Lockheed Martin – Rich Media Multicast

The latest abstract to be accepted for publication in my case study collection:

Lockheed Martin – Rich Media Multicast

Roma Chauhan

Institute for Integrated Learning in Management

Knowledge Park II, G. Noida, India.

E-Mail- roma.chauhan@{gmail.com, iilmgsm.ac.in}

The Beginning

The beginning of 2004 was occupied by numerous thoughts for the executive team at Lockheed Martin. The information technology support team was tasked to identify a technological solution that would address its need for timely and consistent communications to its geographically dispersed workforce, which was spread across multiple locations in the US and abroad by the company’s executive team. Robert Stevenson was filled with speculation over the fate of Lockheed Martin and started looking for suitable alternatives for the company. The management faced a dilemma over whether to launch a new solution or identify a vendor that would assist in the successful connectivity of the team across the globe.
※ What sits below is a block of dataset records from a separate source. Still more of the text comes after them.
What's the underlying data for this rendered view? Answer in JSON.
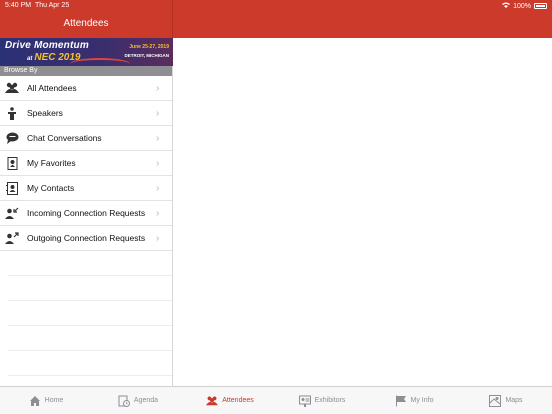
{
  "status_bar": {
    "time": "5:40 PM",
    "date": "Thu Apr 25",
    "battery": "100%"
  },
  "header": {
    "title": "Attendees"
  },
  "banner": {
    "line1": "Drive Momentum",
    "line2_prefix": "at",
    "line2": "NEC 2019",
    "dates": "June 25-27, 2019",
    "location": "DETROIT, MICHIGAN"
  },
  "sidebar": {
    "section_label": "Browse By",
    "items": [
      {
        "label": "All Attendees",
        "icon": "people-icon"
      },
      {
        "label": "Speakers",
        "icon": "podium-icon"
      },
      {
        "label": "Chat Conversations",
        "icon": "chat-bubble-icon"
      },
      {
        "label": "My Favorites",
        "icon": "bookmark-icon"
      },
      {
        "label": "My Contacts",
        "icon": "contacts-book-icon"
      },
      {
        "label": "Incoming Connection Requests",
        "icon": "incoming-request-icon"
      },
      {
        "label": "Outgoing Connection Requests",
        "icon": "outgoing-request-icon"
      }
    ]
  },
  "tabbar": {
    "tabs": [
      {
        "label": "Home",
        "icon": "home-icon",
        "active": false
      },
      {
        "label": "Agenda",
        "icon": "agenda-icon",
        "active": false
      },
      {
        "label": "Attendees",
        "icon": "attendees-icon",
        "active": true
      },
      {
        "label": "Exhibitors",
        "icon": "exhibitors-icon",
        "active": false
      },
      {
        "label": "My Info",
        "icon": "flag-icon",
        "active": false
      },
      {
        "label": "Maps",
        "icon": "map-icon",
        "active": false
      }
    ]
  },
  "colors": {
    "accent": "#cc3a2c",
    "inactive": "#8e8e93"
  }
}
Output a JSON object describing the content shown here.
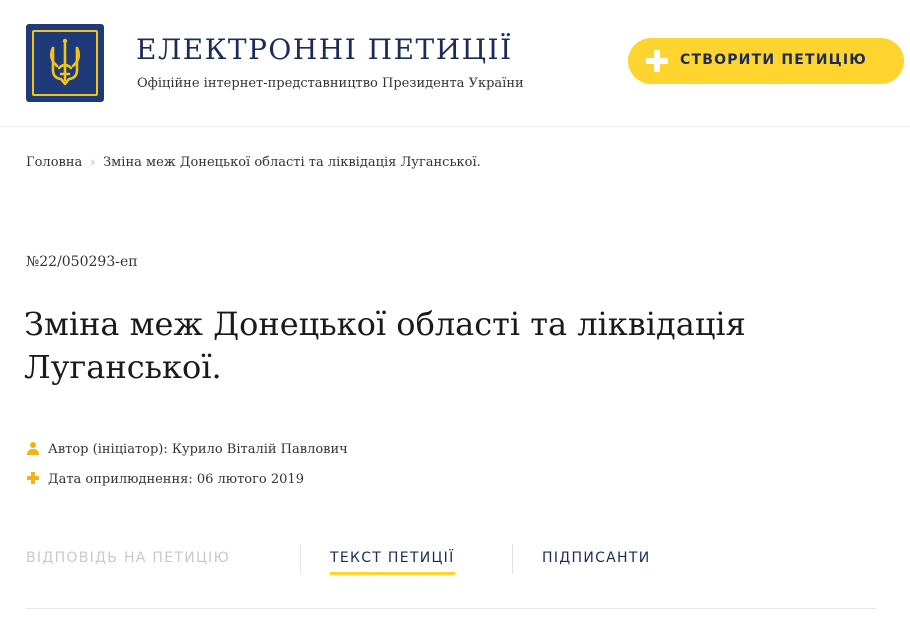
{
  "header": {
    "title": "ЕЛЕКТРОННІ ПЕТИЦІЇ",
    "subtitle": "Офіційне інтернет-представництво Президента України",
    "create_button_label": "СТВОРИТИ ПЕТИЦІЮ",
    "logo_icon": "trident-coat-of-arms-icon"
  },
  "breadcrumb": {
    "home": "Головна",
    "separator": "›",
    "current": "Зміна меж Донецької області та ліквідація Луганської."
  },
  "petition": {
    "number": "№22/050293-еп",
    "title": "Зміна меж Донецької області та ліквідація Луганської.",
    "author": "Автор (ініціатор): Курило Віталій Павлович",
    "date": "Дата оприлюднення: 06 лютого 2019"
  },
  "tabs": {
    "response": "ВІДПОВІДЬ НА ПЕТИЦІЮ",
    "text": "ТЕКСТ ПЕТИЦІЇ",
    "signers": "ПІДПИСАНТИ"
  },
  "colors": {
    "accent": "#ffd42e",
    "brand_blue": "#1f3a78",
    "muted_tab": "#c9c9c9"
  }
}
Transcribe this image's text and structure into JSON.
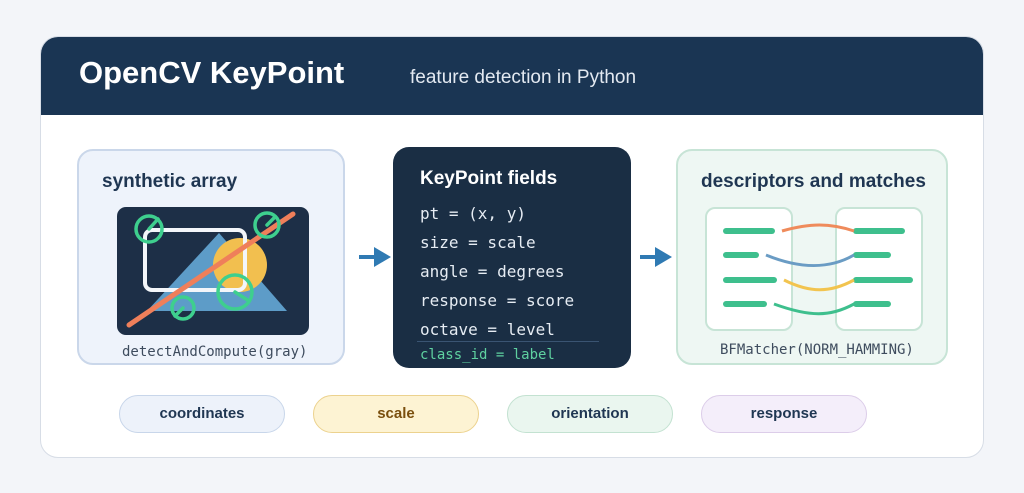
{
  "header": {
    "title": "OpenCV KeyPoint",
    "subtitle": "feature detection in Python"
  },
  "panels": {
    "synthetic": {
      "title": "synthetic array",
      "caption": "detectAndCompute(gray)"
    },
    "fields": {
      "title": "KeyPoint fields",
      "lines": [
        "pt = (x, y)",
        "size = scale",
        "angle = degrees",
        "response = score",
        "octave = level"
      ],
      "footer": "class_id = label"
    },
    "matches": {
      "title": "descriptors and matches",
      "caption": "BFMatcher(NORM_HAMMING)"
    }
  },
  "tags": [
    "coordinates",
    "scale",
    "orientation",
    "response"
  ],
  "colors": {
    "header": "#1a3553",
    "arrow": "#2f7ab3",
    "keypoint": "#3ecf8e",
    "edge_line": "#ef7f5a",
    "circle_fill": "#f2bf4f",
    "triangle": "#5d9cc8",
    "match_orange": "#ef8b5b",
    "match_blue": "#6a9cc4",
    "match_yellow": "#f2c44f",
    "match_green": "#3ebf8d"
  }
}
Executive management recognized that it was essential to connect with employees in all locations for meetings to exchange information. However, the traditional cost of traveling to remote locations required extra expenditure of cost and time. Real-time collaboration became a necessity to achieve competitive edge. The lack of efficiency necessitated by repeating the same meeting content at multiple locations was disheartening for the management. The need to search for a technological solution was determined by the team and the search began under the guidance of Thomas Aquilone, a multimedia production analyst at Lockheed.
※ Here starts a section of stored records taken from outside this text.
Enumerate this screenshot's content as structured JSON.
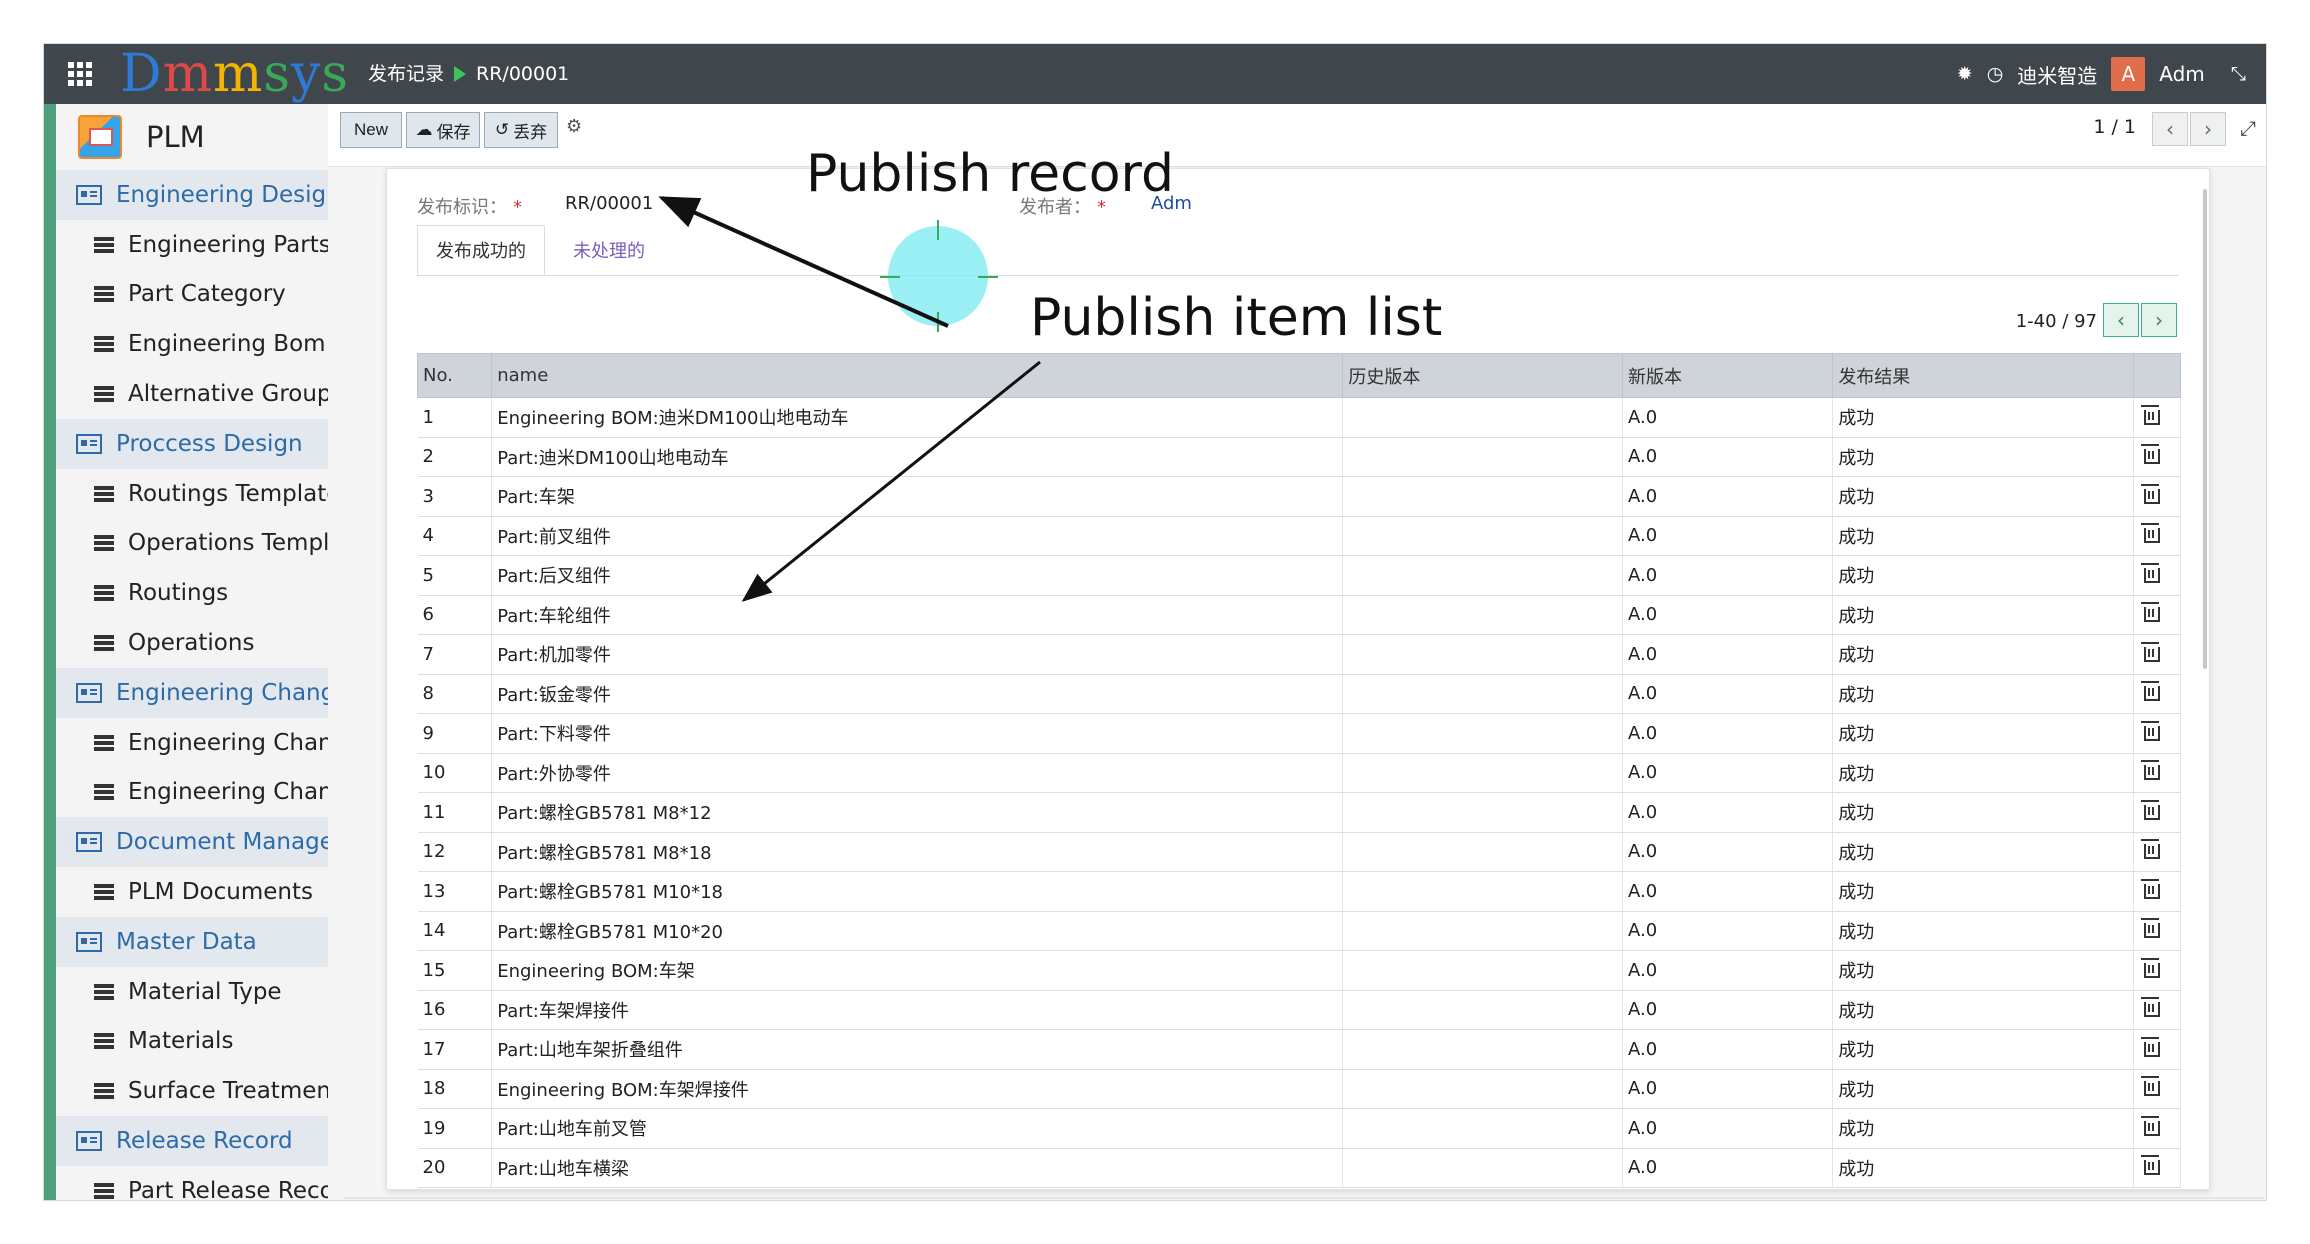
{
  "topbar": {
    "brand": [
      "D",
      "m",
      "m",
      "s",
      "y",
      "s"
    ],
    "breadcrumb": {
      "parent": "发布记录",
      "current": "RR/00001"
    },
    "company": "迪米智造",
    "avatar_letter": "A",
    "user": "Adm",
    "icons": [
      "apps-grid-icon",
      "bug-icon",
      "clock-icon",
      "expand-icon"
    ]
  },
  "sidebar": {
    "app_title": "PLM",
    "menu": [
      {
        "type": "cat",
        "label": "Engineering Design"
      },
      {
        "type": "item",
        "label": "Engineering Parts"
      },
      {
        "type": "item",
        "label": "Part Category"
      },
      {
        "type": "item",
        "label": "Engineering Bom"
      },
      {
        "type": "item",
        "label": "Alternative Group"
      },
      {
        "type": "cat",
        "label": "Proccess Design"
      },
      {
        "type": "item",
        "label": "Routings Template"
      },
      {
        "type": "item",
        "label": "Operations Template"
      },
      {
        "type": "item",
        "label": "Routings"
      },
      {
        "type": "item",
        "label": "Operations"
      },
      {
        "type": "cat",
        "label": "Engineering Change"
      },
      {
        "type": "item",
        "label": "Engineering Change"
      },
      {
        "type": "item",
        "label": "Engineering Change"
      },
      {
        "type": "cat",
        "label": "Document Manage"
      },
      {
        "type": "item",
        "label": "PLM Documents"
      },
      {
        "type": "cat",
        "label": "Master Data"
      },
      {
        "type": "item",
        "label": "Material Type"
      },
      {
        "type": "item",
        "label": "Materials"
      },
      {
        "type": "item",
        "label": "Surface Treatment"
      },
      {
        "type": "cat",
        "label": "Release Record"
      },
      {
        "type": "item",
        "label": "Part Release Record"
      }
    ]
  },
  "control": {
    "new_label": "New",
    "save_label": "保存",
    "discard_label": "丢弃",
    "pager": "1 / 1"
  },
  "form": {
    "id_label": "发布标识：",
    "id_value": "RR/00001",
    "publisher_label": "发布者：",
    "publisher_value": "Adm",
    "tabs": [
      "发布成功的",
      "未处理的"
    ],
    "list_pager": "1-40 / 97",
    "columns": [
      "No.",
      "name",
      "历史版本",
      "新版本",
      "发布结果"
    ],
    "rows": [
      {
        "no": "1",
        "name": "Engineering BOM:迪米DM100山地电动车",
        "old": "",
        "new": "A.0",
        "result": "成功"
      },
      {
        "no": "2",
        "name": "Part:迪米DM100山地电动车",
        "old": "",
        "new": "A.0",
        "result": "成功"
      },
      {
        "no": "3",
        "name": "Part:车架",
        "old": "",
        "new": "A.0",
        "result": "成功"
      },
      {
        "no": "4",
        "name": "Part:前叉组件",
        "old": "",
        "new": "A.0",
        "result": "成功"
      },
      {
        "no": "5",
        "name": "Part:后叉组件",
        "old": "",
        "new": "A.0",
        "result": "成功"
      },
      {
        "no": "6",
        "name": "Part:车轮组件",
        "old": "",
        "new": "A.0",
        "result": "成功"
      },
      {
        "no": "7",
        "name": "Part:机加零件",
        "old": "",
        "new": "A.0",
        "result": "成功"
      },
      {
        "no": "8",
        "name": "Part:钣金零件",
        "old": "",
        "new": "A.0",
        "result": "成功"
      },
      {
        "no": "9",
        "name": "Part:下料零件",
        "old": "",
        "new": "A.0",
        "result": "成功"
      },
      {
        "no": "10",
        "name": "Part:外协零件",
        "old": "",
        "new": "A.0",
        "result": "成功"
      },
      {
        "no": "11",
        "name": "Part:螺栓GB5781 M8*12",
        "old": "",
        "new": "A.0",
        "result": "成功"
      },
      {
        "no": "12",
        "name": "Part:螺栓GB5781 M8*18",
        "old": "",
        "new": "A.0",
        "result": "成功"
      },
      {
        "no": "13",
        "name": "Part:螺栓GB5781 M10*18",
        "old": "",
        "new": "A.0",
        "result": "成功"
      },
      {
        "no": "14",
        "name": "Part:螺栓GB5781 M10*20",
        "old": "",
        "new": "A.0",
        "result": "成功"
      },
      {
        "no": "15",
        "name": "Engineering BOM:车架",
        "old": "",
        "new": "A.0",
        "result": "成功"
      },
      {
        "no": "16",
        "name": "Part:车架焊接件",
        "old": "",
        "new": "A.0",
        "result": "成功"
      },
      {
        "no": "17",
        "name": "Part:山地车架折叠组件",
        "old": "",
        "new": "A.0",
        "result": "成功"
      },
      {
        "no": "18",
        "name": "Engineering BOM:车架焊接件",
        "old": "",
        "new": "A.0",
        "result": "成功"
      },
      {
        "no": "19",
        "name": "Part:山地车前叉管",
        "old": "",
        "new": "A.0",
        "result": "成功"
      },
      {
        "no": "20",
        "name": "Part:山地车横梁",
        "old": "",
        "new": "A.0",
        "result": "成功"
      }
    ]
  },
  "annotations": {
    "record": "Publish record",
    "list": "Publish item list"
  }
}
Thomas was struggling for identify a highly scalable solution that would allow the company more easily and cost effectively to deliver critical and time sensitive information to the geographically dispersed workforce. The exhaustive research, testing and brainstorm sessions were performed to identify the required solutions that would satisfy Lockheed management. Richard Banse, head of information technology planning and support at Lockheed, was comprehensively involved in the action plan. Richard was keen to adopt a solution for the rich implementation of technological innovation, based largely on the readiness for change, but he was aware of the fact that changes are not always received positively. He wanted to craft an environment in the company in which change is not only accepted but embraced.